Il rumore delle cose nuove di Paolo Genovese aprirà l’edizione 21 della Festa del Cinema di Roma, 14-25 ottobre all’Auditorium Parco della Musica Ennio Morricone. Lo ha annunciato la Fondazione Cinema per Roma: il film si vedrà nella sezione Grand Public, dopo la cerimonia condotta da Ema Stokholma. Dopo Follemente e Perfetti sconosciuti, Genovese torna con un’opera corale che mette al centro relazioni, segreti e gli eventi capaci di cambiare una vita.

Quando Repubblica aveva visitato il set, in una fredda mattina sulla via Aurelia trasformata per esigenze di copione nella periferia milanese, il film prendeva forma davanti alla macchina da presa. Un’ambulanza correva con le sirene spiegate, Lino Musella giaceva su una barella con un taglio sulla fronte, Vittoria Puccini vestiva i panni di una paramedica mentre Claudia Pandolfi seguiva la scena con lo sguardo teso.
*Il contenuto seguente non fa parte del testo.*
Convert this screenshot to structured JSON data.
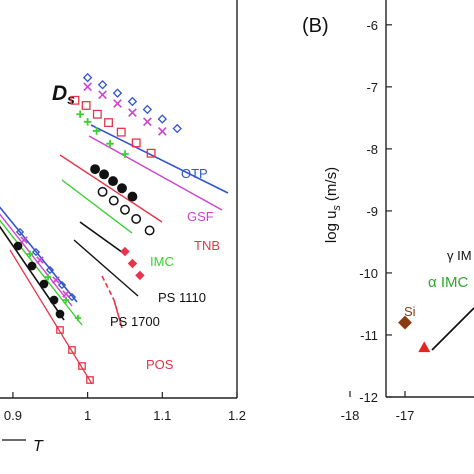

Dietro, il villaggio della troupe, i monitor e Paolo Genovese che osservava in silenzio una delle sequenze decisive del film. “Non mi ritengo uno scrittore. – ci raccontava il regista - Ma scrivere un romanzo, rispetto a una sceneggiatura, è un esercizio di approfondimento dell’anima, della natura, delle caratteristiche dei singoli personaggi e delle singole scene. La sceneggiatura è una specie di manuale per fare il film, molto scarna. Qualunque romanzo io abbia scritto, però, ho sempre pensato di farne un film. Dalla prima pagina immaginavo già come sarebbero state le scene”.